Essentially, my input features ~3400 connections, so generating all possible subsets is computationally infeasible because of exponential complexity. However, Bron-Kerbosch comes in handy, since it is designed for finding all maximal cliques (that is our largest set of connected computers) within a graph in an efficient way.
If you never heard of this algorithm, you're in good company. Here's the clearest explanation I managed to find of what the various steps are - for the benefit of the reader but especially mine:
It operates on three sets:
- R (Current Clique): Nodes included in the current clique.
- P (Candidates): Nodes that can be added to the current clique.
- X (Excluded): Nodes already considered and excluded from the current clique.
At each step:
- If P and X are empty, R is a maximal clique.
- A pivot is selected to reduce the search space and optimize performance. Recursive calls refine these sets to explore possible cliques.

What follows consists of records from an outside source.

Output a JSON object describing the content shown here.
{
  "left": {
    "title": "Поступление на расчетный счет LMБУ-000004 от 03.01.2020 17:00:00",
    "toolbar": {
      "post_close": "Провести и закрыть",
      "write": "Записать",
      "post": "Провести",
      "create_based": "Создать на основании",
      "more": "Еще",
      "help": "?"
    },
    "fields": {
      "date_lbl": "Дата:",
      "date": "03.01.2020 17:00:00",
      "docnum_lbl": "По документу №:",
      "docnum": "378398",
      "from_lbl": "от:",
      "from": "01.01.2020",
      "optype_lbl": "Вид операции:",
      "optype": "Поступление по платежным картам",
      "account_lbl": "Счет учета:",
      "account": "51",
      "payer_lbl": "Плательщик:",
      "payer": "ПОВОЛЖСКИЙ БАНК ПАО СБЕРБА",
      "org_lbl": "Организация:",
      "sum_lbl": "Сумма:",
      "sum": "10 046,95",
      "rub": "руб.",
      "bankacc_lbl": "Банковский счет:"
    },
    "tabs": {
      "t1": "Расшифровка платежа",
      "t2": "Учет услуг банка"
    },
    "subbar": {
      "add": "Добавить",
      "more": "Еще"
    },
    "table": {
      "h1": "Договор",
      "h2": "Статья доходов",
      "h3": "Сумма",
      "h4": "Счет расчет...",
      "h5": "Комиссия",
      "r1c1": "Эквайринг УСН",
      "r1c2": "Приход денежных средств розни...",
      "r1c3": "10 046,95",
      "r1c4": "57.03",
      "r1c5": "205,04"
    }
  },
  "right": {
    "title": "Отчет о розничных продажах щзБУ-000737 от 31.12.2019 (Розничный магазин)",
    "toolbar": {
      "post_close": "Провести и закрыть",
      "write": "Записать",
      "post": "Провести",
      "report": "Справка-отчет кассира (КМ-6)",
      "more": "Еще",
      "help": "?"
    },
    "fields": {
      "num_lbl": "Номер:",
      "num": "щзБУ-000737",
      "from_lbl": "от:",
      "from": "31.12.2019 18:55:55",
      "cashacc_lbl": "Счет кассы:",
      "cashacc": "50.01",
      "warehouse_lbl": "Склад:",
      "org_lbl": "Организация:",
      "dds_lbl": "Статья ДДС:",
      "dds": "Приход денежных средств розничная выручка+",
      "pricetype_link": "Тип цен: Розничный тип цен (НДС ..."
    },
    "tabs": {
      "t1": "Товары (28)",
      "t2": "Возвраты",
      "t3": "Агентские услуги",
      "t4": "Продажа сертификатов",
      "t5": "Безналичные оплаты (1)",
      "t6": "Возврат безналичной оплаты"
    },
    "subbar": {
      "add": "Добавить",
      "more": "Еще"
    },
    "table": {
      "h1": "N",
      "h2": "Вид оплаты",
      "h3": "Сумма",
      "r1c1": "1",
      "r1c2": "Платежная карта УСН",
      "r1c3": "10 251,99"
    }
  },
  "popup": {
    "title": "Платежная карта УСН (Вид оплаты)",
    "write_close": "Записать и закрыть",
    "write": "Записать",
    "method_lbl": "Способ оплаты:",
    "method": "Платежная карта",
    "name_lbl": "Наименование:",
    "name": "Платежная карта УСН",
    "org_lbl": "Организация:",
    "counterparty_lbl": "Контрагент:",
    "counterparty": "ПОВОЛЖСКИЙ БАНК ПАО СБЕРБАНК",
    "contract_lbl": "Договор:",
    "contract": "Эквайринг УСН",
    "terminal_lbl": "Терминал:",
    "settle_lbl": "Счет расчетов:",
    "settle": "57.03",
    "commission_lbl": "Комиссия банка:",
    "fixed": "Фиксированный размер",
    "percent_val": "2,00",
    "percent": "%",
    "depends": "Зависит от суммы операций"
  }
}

After figuring out how to translate this beauty into runnable code, I came up with this:
const findLargestParties = (adjacencyList: { [key: string]: Set<string> }) => {
const parties: string[][] = [];
const bronKerbosch = (r: Set<string>, p: Set<string>, x: Set<string>) => {
if (p.size === 0 && x.size === 0) {
parties.push([...r]);
return;
}
const pivot = p.size > 0 ? [...p][0] : null;
const pivotNeighbors = pivot ? adjacencyList[pivot] : new Set();
for (const node of [...p].filter((n) => !pivotNeighbors.has(n))) {
bronKerbosch(
new Set([...r, node]),
new Set([...p].filter((n) => adjacencyList[node].has(n))),
new Set([...x].filter((n) => adjacencyList[node].has(n)))
);
p.delete(node);
x.add(node);
}
};
bronKerbosch(new Set(), new Set(Object.keys(adjacencyList)), new Set());
return parties;
};
Running this on our adjacency list (computed for part 1), the result is an array of arrays, each containing the cliques of interconnected computers.
[
[de, cg],
[de, ka, co, ta],
[cg, yn, aq],
[aq, vc, wq],
...
]
Finding the largest list in the group is then easy - I simply used reduce for the purpose:
const findLargestParty = (parties: string[][]) => {
return parties.reduce(
(max, party) => (party.length > max.length ? party : max),
[]
);
};
Et voila, the computers have been sorted, a new algorithm has been learned, and two brand new, precious stars are now in my bag 🤩